The high heterogeneity of the included studies disclosed a need for more studies with a homogeneous setup with comparable prevalence and follow-up. It would be advisable to use a well-defined MS diagnosis and well-defined registrations of suicide attempts with (if possible) uniform populations, i.e., a homogeneous population in terms of sex, age, and severity (progression) of illness.

It should be considered that a clinical population is further in the course of the illness than a register-based population and therefore is likely to experience more severe symptoms. Also, clinical studies are likely to uncover most suicide attempts, as the researchers have direct contact with the populations, whereas register-based studies are dependent on correct registrations of suicide attempts. Furthermore, as not all suicide attempts require contact with the health services, the registered numbers of suicide attempts are expected to be underestimated.

A lifetime prevalence of suicide attempts of 4.1% suggests that an MS population probably would benefit from preventive measure. Preventive measures could focus on the quality of life and depression rather than on the high risk for suicidal behaviour. To our knowledge, there is no existing screening tool solely developed for PwMS, neither would it be expedient to screen all PwMS continuously. Although there are several screening tools for detecting suicidal behaviour [48], screening as a standalone practice has proven ineffective in reliably predicting suicidal behaviour [49]. A valuable supplement to screening for suicidal ideation or suicidal behaviour could be gatekeeper training, i.e., the practice of being able to identify persons at risk of suicide by recognising warning signs [50], though more evidence of the effectiveness of gatekeeping is in demand [5154]. A review by Mann et al. found that gatekeeper training was most beneficial with a young target population [55]; however, it is difficult to evaluate the sole effect of gatekeeper training, when gatekeeping most often is implemented within broader programs for suicide prevention [52, 53].

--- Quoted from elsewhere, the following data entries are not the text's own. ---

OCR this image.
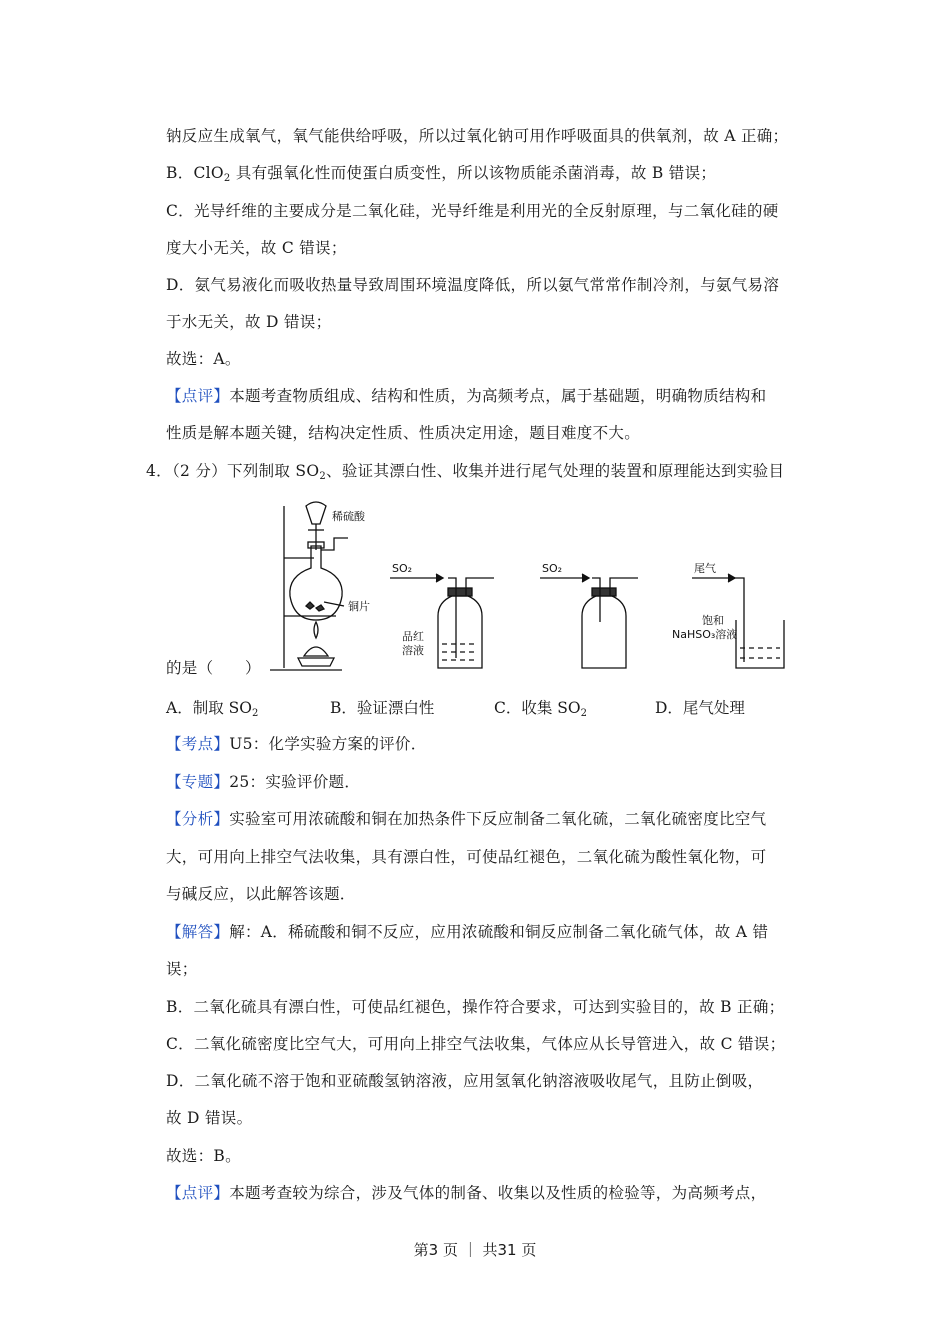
钠反应生成氧气，氧气能供给呼吸，所以过氧化钠可用作呼吸面具的供氧剂，故 A 正确；
B．ClO$_2$ 具有强氧化性而使蛋白质变性，所以该物质能杀菌消毒，故 B 错误；
C．光导纤维的主要成分是二氧化硅，光导纤维是利用光的全反射原理，与二氧化硅的硬
度大小无关，故 C 错误；
D．氨气易液化而吸收热量导致周围环境温度降低，所以氨气常常作制冷剂，与氨气易溶
于水无关，故 D 错误；
故选：A。
【点评】本题考查物质组成、结构和性质，为高频考点，属于基础题，明确物质结构和
性质是解本题关键，结构决定性质、性质决定用途，题目难度不大。
4．（2 分）下列制取 $SO_2$、验证其漂白性、收集并进行尾气处理的装置和原理能达到实验目
稀硫酸
铜片
SO₂
品红
溶液
SO₂	尾气
饱和
NaHSO₃溶液
的是（　　）
A．制取 $SO_2$	B．验证漂白性	C．收集 $SO_2$	D．尾气处理
【考点】U5：化学实验方案的评价．
【专题】25：实验评价题．
【分析】实验室可用浓硫酸和铜在加热条件下反应制备二氧化硫，二氧化硫密度比空气
大，可用向上排空气法收集，具有漂白性，可使品红褪色，二氧化硫为酸性氧化物，可
与碱反应，以此解答该题．
【解答】解：A．稀硫酸和铜不反应，应用浓硫酸和铜反应制备二氧化硫气体，故 A 错
误；
B．二氧化硫具有漂白性，可使品红褪色，操作符合要求，可达到实验目的，故 B 正确；
C．二氧化硫密度比空气大，可用向上排空气法收集，气体应从长导管进入，故 C 错误；
D．二氧化硫不溶于饱和亚硫酸氢钠溶液，应用氢氧化钠溶液吸收尾气，且防止倒吸，
故 D 错误。
故选：B。
【点评】本题考查较为综合，涉及气体的制备、收集以及性质的检验等，为高频考点，
第3 页 ｜ 共31 页
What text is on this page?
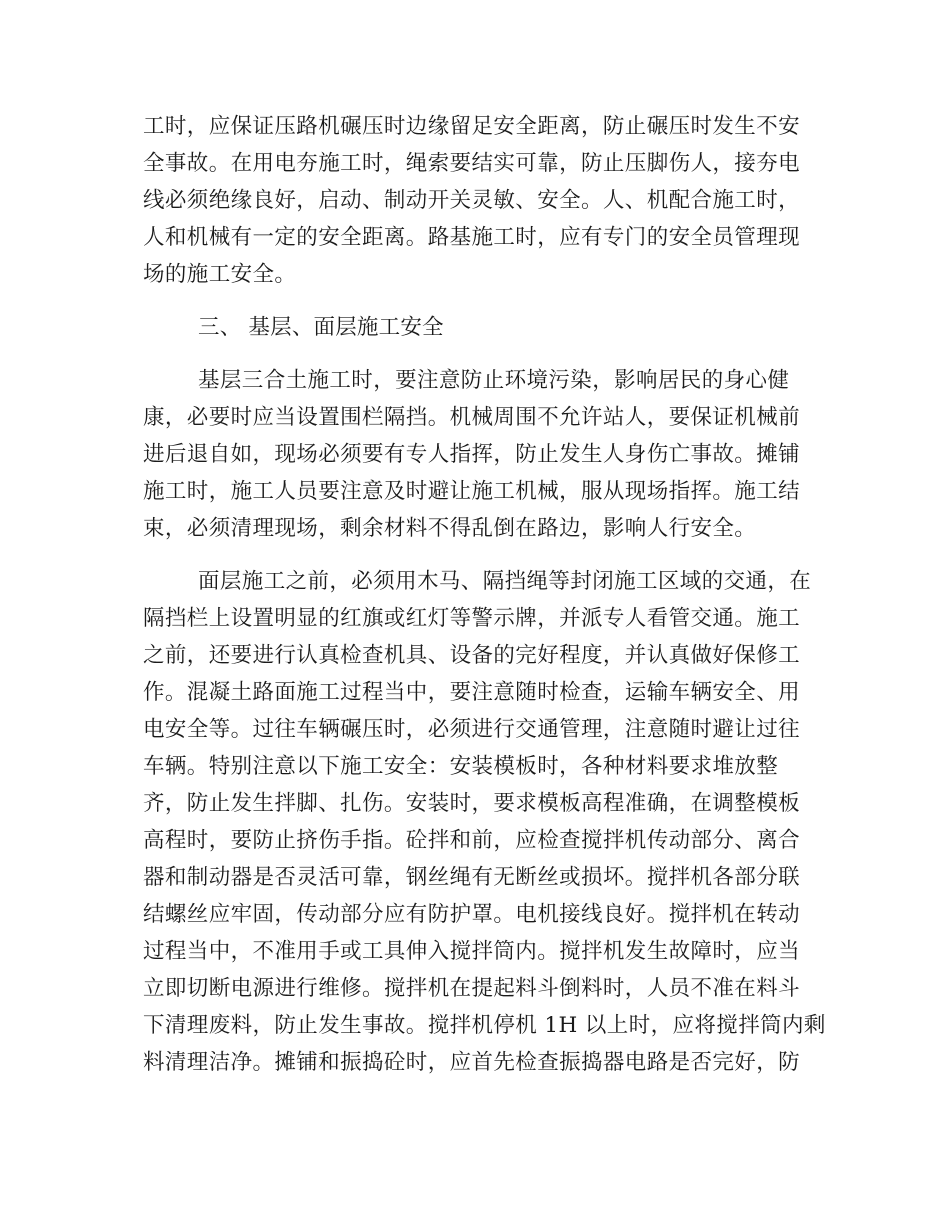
工时，应保证压路机碾压时边缘留足安全距离，防止碾压时发生不安
全事故。在用电夯施工时，绳索要结实可靠，防止压脚伤人，接夯电
线必须绝缘良好，启动、制动开关灵敏、安全。人、机配合施工时，
人和机械有一定的安全距离。路基施工时，应有专门的安全员管理现
场的施工安全。
三、 基层、面层施工安全
基层三合土施工时，要注意防止环境污染，影响居民的身心健
康，必要时应当设置围栏隔挡。机械周围不允许站人，要保证机械前
进后退自如，现场必须要有专人指挥，防止发生人身伤亡事故。摊铺
施工时，施工人员要注意及时避让施工机械，服从现场指挥。施工结
束，必须清理现场，剩余材料不得乱倒在路边，影响人行安全。
面层施工之前，必须用木马、隔挡绳等封闭施工区域的交通，在
隔挡栏上设置明显的红旗或红灯等警示牌，并派专人看管交通。施工
之前，还要进行认真检查机具、设备的完好程度，并认真做好保修工
作。混凝土路面施工过程当中，要注意随时检查，运输车辆安全、用
电安全等。过往车辆碾压时，必须进行交通管理，注意随时避让过往
车辆。特别注意以下施工安全：安装模板时，各种材料要求堆放整
齐，防止发生拌脚、扎伤。安装时，要求模板高程准确，在调整模板
高程时，要防止挤伤手指。砼拌和前，应检查搅拌机传动部分、离合
器和制动器是否灵活可靠，钢丝绳有无断丝或损坏。搅拌机各部分联
结螺丝应牢固，传动部分应有防护罩。电机接线良好。搅拌机在转动
过程当中，不准用手或工具伸入搅拌筒内。搅拌机发生故障时，应当
立即切断电源进行维修。搅拌机在提起料斗倒料时，人员不准在料斗
下清理废料，防止发生事故。搅拌机停机 1H 以上时，应将搅拌筒内剩
料清理洁净。摊铺和振捣砼时，应首先检查振捣器电路是否完好，防
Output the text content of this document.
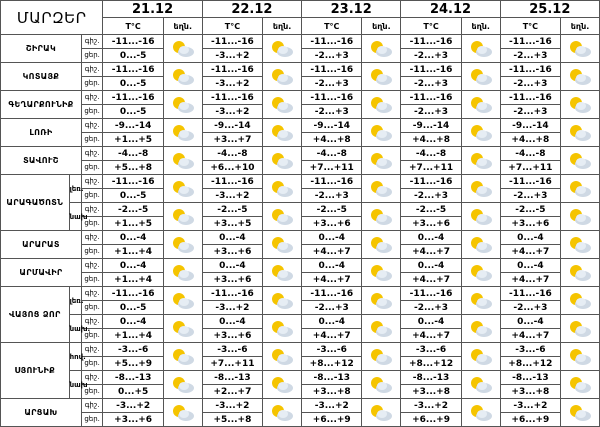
ՄԱՐԶԵՐ			21.12		22.12		23.12		24.12		25.12	
			T°C	եղն.	T°C	եղն.	T°C	եղն.	T°C	եղն.	T°C	եղն.
ՇԻՐԱԿ		գիշ.	-11...-16		-11...-16		-11...-16		-11...-16		-11...-16	

		ցեր.	0...-5		-3...+2		-2...+3		-2...+3		-2...+3	
ԿՈՏԱՅՔ		գիշ.	-11...-16		-11...-16		-11...-16		-11...-16		-11...-16	

		ցեր.	0...-5		-3...+2		-2...+3		-2...+3		-2...+3	
ԳԵՂԱՐՔՈՒՆԻՔ		գիշ.	-11...-16		-11...-16		-11...-16		-11...-16		-11...-16	

		ցեր.	0...-5		-3...+2		-2...+3		-2...+3		-2...+3	
ԼՈՌԻ		գիշ.	-9...-14		-9...-14		-9...-14		-9...-14		-9...-14	

		ցեր.	+1...+5		+3...+7		+4...+8		+4...+8		+4...+8	
ՏԱՎՈՒՇ		գիշ.	-4...-8		-4...-8		-4...-8		-4...-8		-4...-8	

		ցեր.	+5...+8		+6...+10		+7...+11		+7...+11		+7...+11	
ԱՐԱԳԱԾՈՏՆ	լեռ.	գիշ.	-11...-16		-11...-16		-11...-16		-11...-16		-11...-16	

		ցեր.	0...-5		-3...+2		-2...+3		-2...+3		-2...+3	
	նախ	գիշ.	-2...-5		-2...-5		-2...-5		-2...-5		-2...-5	

		ցեր.	+1...+5		+3...+5		+3...+6		+3...+6		+3...+6	
ԱՐԱՐԱՏ		գիշ.	0...-4		0...-4		0...-4		0...-4		0...-4	

		ցեր.	+1...+4		+3...+6		+4...+7		+4...+7		+4...+7	
ԱՐՄԱՎԻՐ		գիշ.	0...-4		0...-4		0...-4		0...-4		0...-4	

		ցեր.	+1...+4		+3...+6		+4...+7		+4...+7		+4...+7	
ՎԱՅՈՑ ՁՈՐ	լեռ.	գիշ.	-11...-16		-11...-16		-11...-16		-11...-16		-11...-16	

		ցեր.	0...-5		-3...+2		-2...+3		-2...+3		-2...+3	
	նախ.	գիշ.	0...-4		0...-4		0...-4		0...-4		0...-4	

		ցեր.	+1...+4		+3...+6		+4...+7		+4...+7		+4...+7	
ՍՅՈՒՆԻՔ	հով.	գիշ.	-3...-6		-3...-6		-3...-6		-3...-6		-3...-6	

		ցեր.	+5...+9		+7...+11		+8...+12		+8...+12		+8...+12	
	նախ	գիշ.	-8...-13		-8...-13		-8...-13		-8...-13		-8...-13	

		ցեր.	0...+5		+2...+7		+3...+8		+3...+8		+3...+8	
ԱՐՑԱԽ		գիշ.	-3...+2		-3...+2		-3...+2		-3...+2		-3...+2	

		ցեր.	+3...+6		+5...+8		+6...+9		+6...+9		+6...+9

We support the recommendations of Mellentin et al. that professionals (health, social, or administrative personnel) in contact with PwMS are attentive to signs of poor mental health and/or suicidal ideation. An effective means of preventing suicide attempts could be to encourage health professionals to ask the PwMS if they suffer from mental problems or suicidal ideation and to provide psychological intervention, which should be a fundamental component of the care provided for PwMS [8]. However, to ensure benefits from an outreach approach, the personnel must be updated on how to detect poor mental health and/or suicidal ideation. Furthermore, it is essential that they know where to refer these patients (e.g., general practitioner, psychiatrist, or centres for suicidal prevention). Neurological wards would likely benefit from the implementation of gatekeeper training.

5. Conclusion

The present review compared the results based on estimated proportions, and the findings from the meta-analysis suggest a significant association between suicide attempts and MS, substantiating our hypothesis that PwMS are at increased risk of suicide attempts. Therefore, we recommend that health personnel should be aware of the mental problems and/or suicidal ideation in PwMS in order to support them with the problems of mental health and social matters.

Data Availability

The data used to support the findings in this review consist of previously published studies. These prior studies are cited at relevant places within the text as references (#23-#35).

Conflicts of Interest

We know of no conflict of interest associated with this publication.